• Anaesthesia · Aug 1999

    Review

    The 'dedicated airway': a review of the concept and an update of current practice.

    • P Charters and E O'Sullivan.
    • Consultant Anaesthetists, Department of Anaesthesia, University Hospital Aintree, Aintree Hospitals NHS Trust, Longmoor Lane, Liverpool L9 7AL, UK.
    • Anaesthesia. 1999 Aug 1; 54 (8): 778-86.

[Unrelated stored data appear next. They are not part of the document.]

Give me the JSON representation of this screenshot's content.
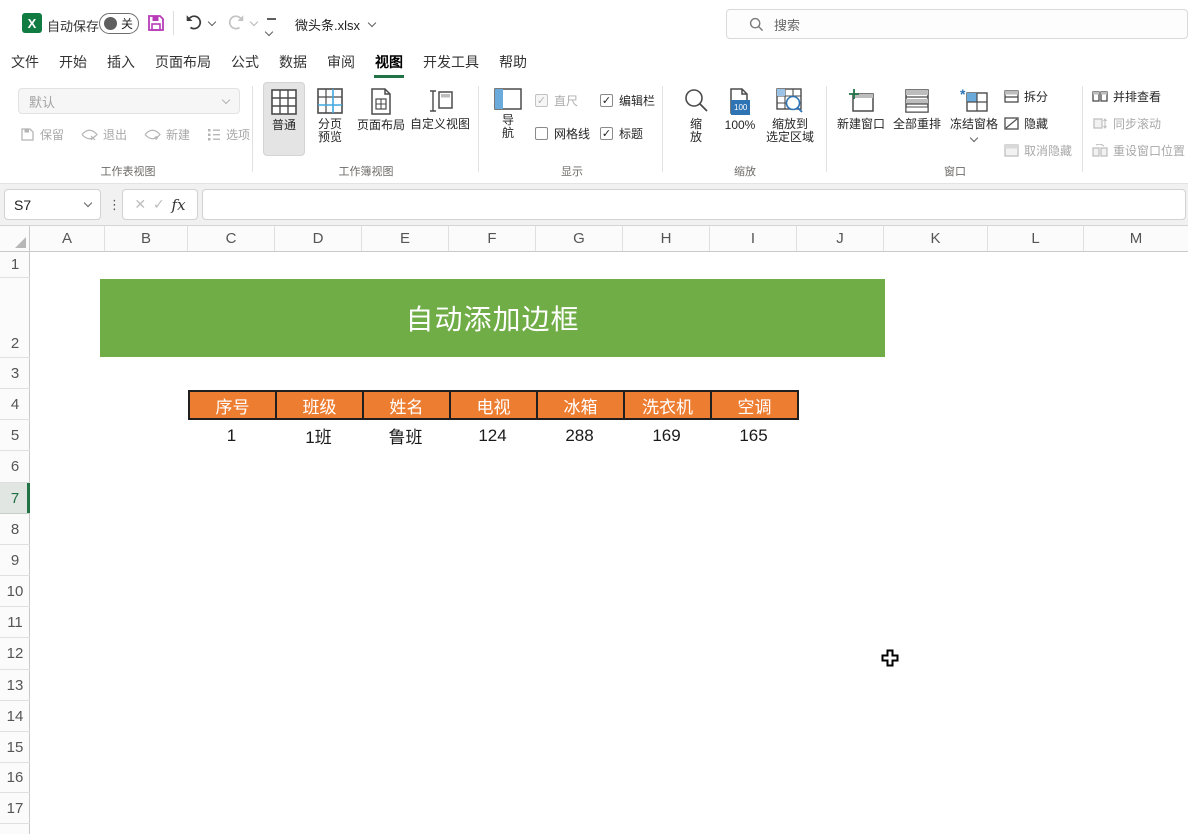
{
  "titlebar": {
    "autosave_label": "自动保存",
    "autosave_state": "关",
    "filename": "微头条.xlsx",
    "search_placeholder": "搜索"
  },
  "tabs": {
    "items": [
      "文件",
      "开始",
      "插入",
      "页面布局",
      "公式",
      "数据",
      "审阅",
      "视图",
      "开发工具",
      "帮助"
    ],
    "active": "视图"
  },
  "ribbon": {
    "sheet_view_group": {
      "label": "工作表视图",
      "view_selector_value": "默认",
      "keep": "保留",
      "exit": "退出",
      "new": "新建",
      "options": "选项"
    },
    "workbook_views_group": {
      "label": "工作簿视图",
      "normal": "普通",
      "page_break_line1": "分页",
      "page_break_line2": "预览",
      "page_layout": "页面布局",
      "custom_views": "自定义视图"
    },
    "show_group": {
      "label": "显示",
      "navigation_line1": "导",
      "navigation_line2": "航",
      "ruler": "直尺",
      "gridlines": "网格线",
      "formula_bar": "编辑栏",
      "headings": "标题",
      "ruler_checked": true,
      "gridlines_checked": false,
      "formula_bar_checked": true,
      "headings_checked": true
    },
    "zoom_group": {
      "label": "缩放",
      "zoom_line1": "缩",
      "zoom_line2": "放",
      "hundred": "100%",
      "hundred_badge": "100",
      "zoom_sel_line1": "缩放到",
      "zoom_sel_line2": "选定区域"
    },
    "window_group": {
      "label": "窗口",
      "new_window": "新建窗口",
      "arrange_all": "全部重排",
      "freeze_panes": "冻结窗格",
      "split": "拆分",
      "hide": "隐藏",
      "unhide": "取消隐藏"
    },
    "side_group": {
      "view_side_by_side": "并排查看",
      "sync_scroll": "同步滚动",
      "reset_position": "重设窗口位置"
    }
  },
  "formula_bar": {
    "name_box": "S7",
    "cancel": "✕",
    "enter": "✓",
    "fx": "fx"
  },
  "grid": {
    "columns": [
      "A",
      "B",
      "C",
      "D",
      "E",
      "F",
      "G",
      "H",
      "I",
      "J",
      "K",
      "L",
      "M"
    ],
    "rows": [
      "1",
      "2",
      "3",
      "4",
      "5",
      "6",
      "7",
      "8",
      "9",
      "10",
      "11",
      "12",
      "13",
      "14",
      "15",
      "16",
      "17"
    ],
    "selected_cell": "S7",
    "selected_row": "7"
  },
  "sheet": {
    "banner": {
      "text": "自动添加边框",
      "bg": "#70AD47"
    },
    "table": {
      "headers": [
        "序号",
        "班级",
        "姓名",
        "电视",
        "冰箱",
        "洗衣机",
        "空调"
      ],
      "values": [
        "1",
        "1班",
        "鲁班",
        "124",
        "288",
        "169",
        "165"
      ],
      "header_bg": "#ED7D31",
      "header_text": "#FFFFFF",
      "border_color": "#1F1F1F"
    }
  },
  "colors": {
    "accent_green": "#217346",
    "banner_green": "#70AD47",
    "table_orange": "#ED7D31",
    "save_icon": "#B83BB8"
  }
}
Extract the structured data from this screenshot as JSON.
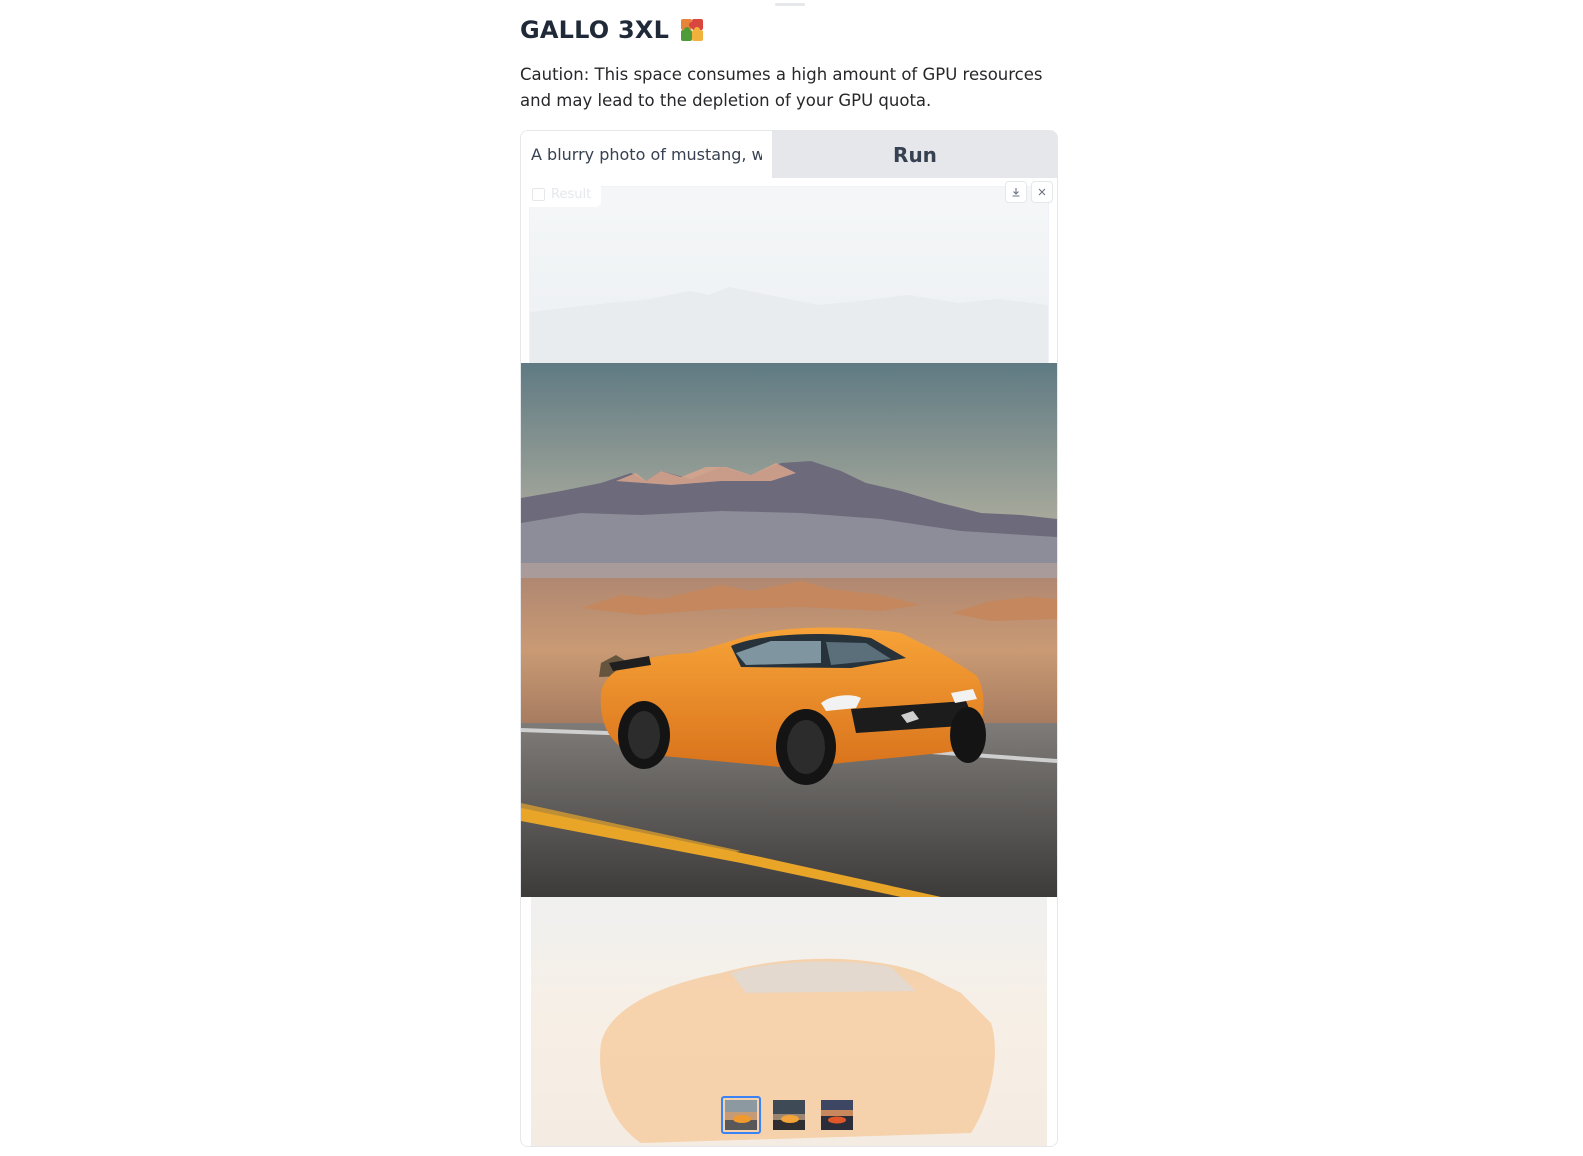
{
  "app": {
    "title": "GALLO 3XL",
    "title_icon": "puzzle-piece-icon",
    "caution": "Caution: This space consumes a high amount of GPU resources and may lead to the depletion of your GPU quota."
  },
  "prompt": {
    "value": "A blurry photo of mustang, w",
    "run_label": "Run"
  },
  "result": {
    "label": "Result",
    "label_icon": "image-icon",
    "actions": [
      "download-icon",
      "close-icon"
    ],
    "thumbnails": [
      {
        "name": "thumbnail-1",
        "selected": true
      },
      {
        "name": "thumbnail-2",
        "selected": false
      },
      {
        "name": "thumbnail-3",
        "selected": false
      }
    ]
  },
  "colors": {
    "accent": "#3b82f6",
    "button_bg": "#e5e7eb",
    "text": "#1f2937"
  }
}
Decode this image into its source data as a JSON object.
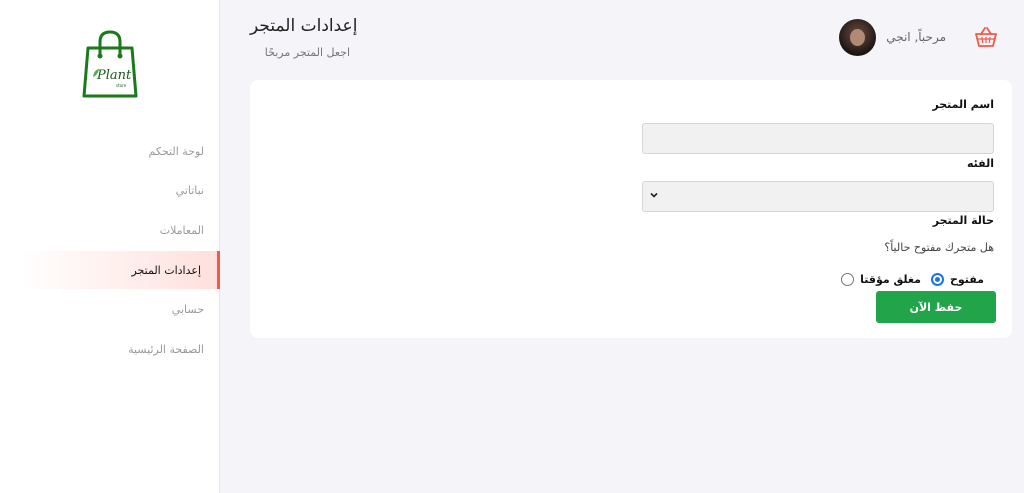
{
  "header": {
    "title": "إعدادات المتجر",
    "subtitle": "اجعل المتجر مربحًا",
    "greeting": "مرحباً, انجي"
  },
  "logo": {
    "text": "Plant",
    "subtext": "store"
  },
  "sidebar": {
    "items": [
      {
        "label": "لوحة التحكم",
        "active": false
      },
      {
        "label": "نباتاتي",
        "active": false
      },
      {
        "label": "المعاملات",
        "active": false
      },
      {
        "label": "إعدادات المتجر",
        "active": true
      },
      {
        "label": "حسابي",
        "active": false
      },
      {
        "label": "الصفحة الرئيسية",
        "active": false
      }
    ]
  },
  "form": {
    "store_name_label": "اسم المتجر",
    "store_name_value": "",
    "category_label": "الفئه",
    "category_value": "",
    "status_label": "حالة المتجر",
    "status_question": "هل متجرك مفتوح حالياً؟",
    "status_open": "مفتوح",
    "status_closed": "مغلق مؤقتا",
    "status_selected": "مفتوح",
    "save_label": "حفظ الآن"
  },
  "colors": {
    "accent": "#22a44a",
    "active_bar": "#f05a4a",
    "logo_green": "#1a7a1a",
    "cart": "#f05a4a"
  },
  "icons": {
    "cart": "shopping-basket-icon",
    "chevron": "chevron-down-icon",
    "logo": "shopping-bag-icon"
  }
}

    AbstractThe term 'dedicated airway' was first used in connection with nasal fibreoptic intubations using the cuffed nasopharyngeal airway. Since that time, the concept has developed and the term has been extended to include fibreoptic intubation techniques involving both the laryngeal mask airway and cuffed oropharyngeal airway. 'Dedicated airway' can now be defined as: 'An upper airway device dedicated to the maintenance of airway patency while other major airway interventions are anticipated or are in progress. The device should be compatible with spontaneous and controlled ventilation. 'Dedicated airway techniques allow planned fibreoptic intubations in difficult cases and provide an emergency airway option in an unexpected difficult intubation when the alternative may be to wake the patient. As well as promoting safe conditions for training fibreoptic intubation in general, there is the particular advantage of being able to train using these techniques in patients known to be difficult to intubate. The authors' evolved clinical experiences in promoting the concept and the relevant literature are reviewed.